Das ist aber nicht entscheidend. Gerade in Deutschland wird in der Diskussion um Rassismus sehr häufig auf die Intention verwiesen. So war es auch kürzlich bei Steffen Freund, als er das Fehlverhalten von Nabil Bentaleb und Amine Harit mit deren Herkunft in Verbindung gebracht hat. Da hat er anschließend genauso argumentiert: Wer ihn kenne, wisse dass er kein Rassist sei und es sei überhaupt nicht rassistisch gemeint gewesen. Die Intention spielt aber gar keine Rolle.
Weil?
Weil man jede Menge rassistische Dinge sagen kann, ohne rassistisch sein zu wollen. Das liegt daran, dass wir in einer rassistisch strukturierten Gesellschaft aufwachsen und sozialisiert werden.

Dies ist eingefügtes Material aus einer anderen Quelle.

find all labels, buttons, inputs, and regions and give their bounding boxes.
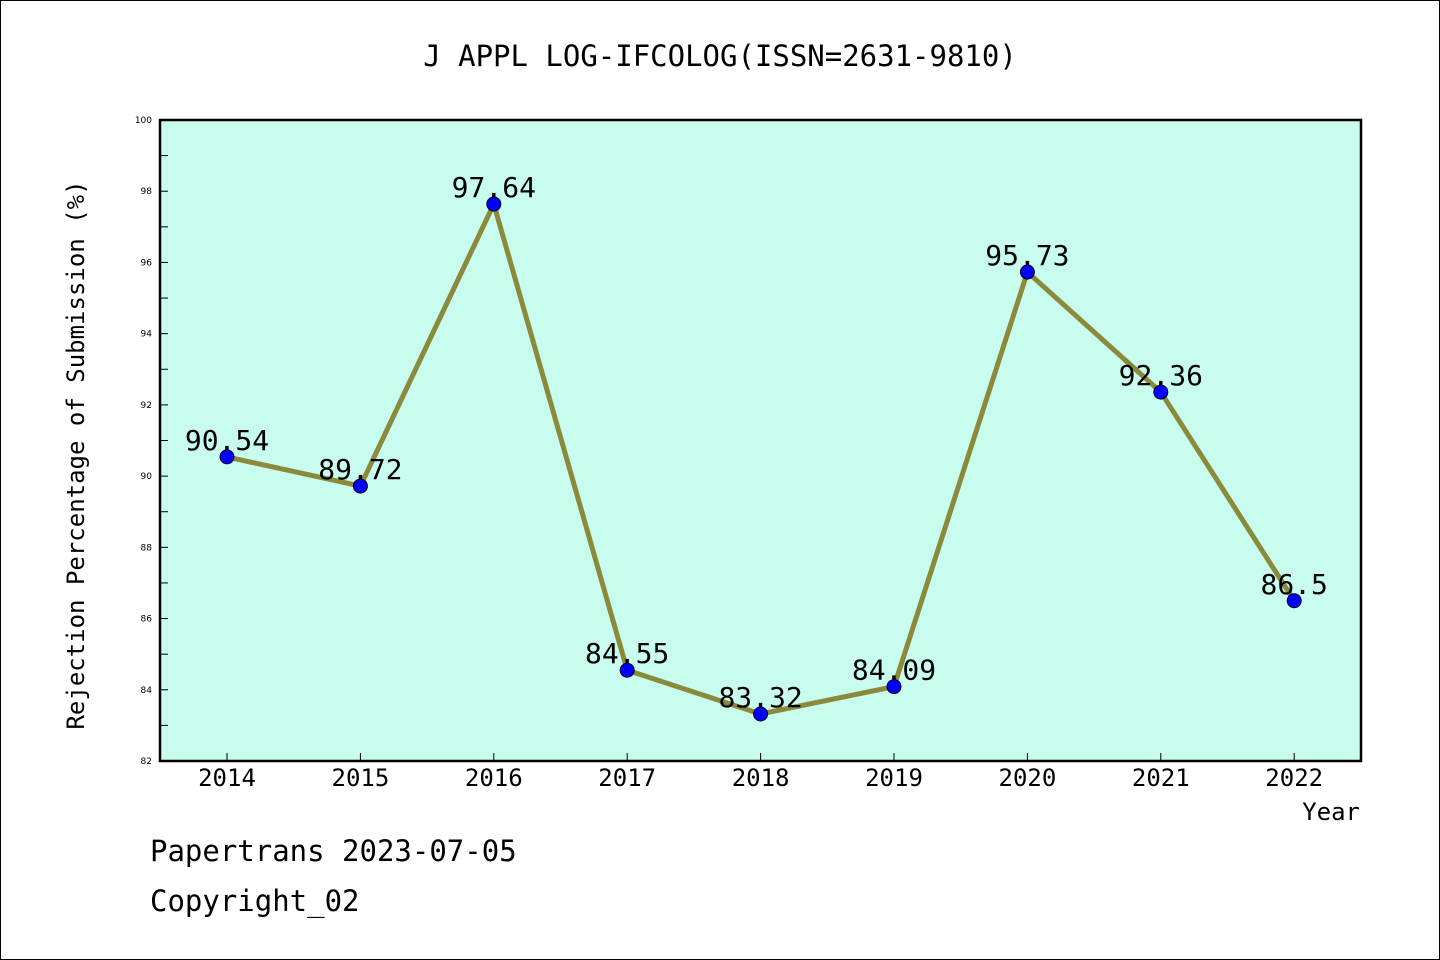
data-point [352, 478, 368, 494]
data-point [1286, 593, 1302, 609]
x-tick-label: 2019 [865, 764, 923, 792]
x-tick-label: 2016 [465, 764, 523, 792]
data-label: 89.72 [318, 453, 402, 486]
y-tick-label: 98 [141, 187, 153, 197]
footer-copyright: Copyright_02 [150, 884, 360, 918]
y-axis-label: Rejection Percentage of Submission (%) [62, 180, 90, 729]
data-label: 92.36 [1119, 359, 1203, 392]
y-tick-label: 90 [141, 472, 153, 482]
y-tick-label: 94 [141, 330, 153, 340]
data-point [753, 706, 769, 722]
x-tick-label: 2015 [332, 764, 390, 792]
y-tick-label: 84 [141, 686, 153, 696]
x-axis-label: Year [1302, 798, 1360, 826]
data-label: 90.54 [185, 424, 269, 457]
plot-border [158, 118, 1363, 763]
data-point [886, 679, 902, 695]
y-tick-label: 92 [141, 401, 152, 411]
chart-title: J APPL LOG-IFCOLOG(ISSN=2631-9810) [423, 39, 1017, 73]
x-tick-label: 2021 [1132, 764, 1190, 792]
data-point [486, 196, 502, 212]
y-tick-label: 88 [141, 543, 153, 553]
data-label: 84.09 [852, 654, 936, 687]
data-point [1019, 264, 1035, 280]
x-tick-label: 2018 [732, 764, 790, 792]
plot-area [160, 120, 1361, 761]
y-tick-label: 82 [141, 757, 152, 767]
y-tick-label: 96 [141, 258, 153, 268]
data-label: 83.32 [718, 681, 802, 714]
x-tick-label: 2014 [198, 764, 256, 792]
data-point [1153, 384, 1169, 400]
x-tick-label: 2017 [598, 764, 656, 792]
footer-date: Papertrans 2023-07-05 [150, 834, 517, 868]
data-label: 84.55 [585, 637, 669, 670]
data-point [219, 449, 235, 465]
data-label: 95.73 [985, 239, 1069, 272]
y-tick-label: 100 [135, 116, 152, 126]
y-tick-label: 86 [141, 615, 153, 625]
x-tick-label: 2020 [999, 764, 1057, 792]
data-label: 97.64 [452, 171, 536, 204]
data-point [619, 662, 635, 678]
x-tick-label: 2022 [1265, 764, 1323, 792]
data-label: 86.5 [1260, 568, 1327, 601]
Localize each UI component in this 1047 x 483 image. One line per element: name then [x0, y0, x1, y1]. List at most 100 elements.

Wie jetzt bekannt wurde, gab es offenbar auch antiziganistische Beleidigungen von der Basaksehir-Bank in Richtung der rumänischen Schiedsrichter.
Leider sind die Aufnahmen zur angesprochenen Szene schwer zu verstehen und es ist nich deutlich ersichtlich, wer die Äußerungen tätigt. Auf mich wirkt es eher so, dass der Beteiligte Istanbuls anhand des Beispiels des Z‑Wortes versucht zu verdeutlichen, was das Problem mit der rassistischen Bezeichnung Webós ist. Zitat: „In my country Romanians are Gypsies. But I can’t say that.“ Mal abgesehen davon, dass er in seinem Beispiel selbst rassistische Sprache benutzt, um zu verdeutlichen, dass eine geläufige Bezeichnung in einem Land trotzdem rassistisch sein kann, und das natürlich nicht der richtige Weg ist, ist es schwierig das Gespräch genau zu verstehen. Aber für mich ist es generell nicht unvorstellbar, dass es zu antiziganistischen Äußerungen gekommen sein könnte und wenn dem so gewesen sein sollte, muss das logischerweise genauso Konsequenzen haben für die Beteiligten.
Muss dieser Vorfall bei der Bewertung des Spielabbruchs berücksichtigt werden?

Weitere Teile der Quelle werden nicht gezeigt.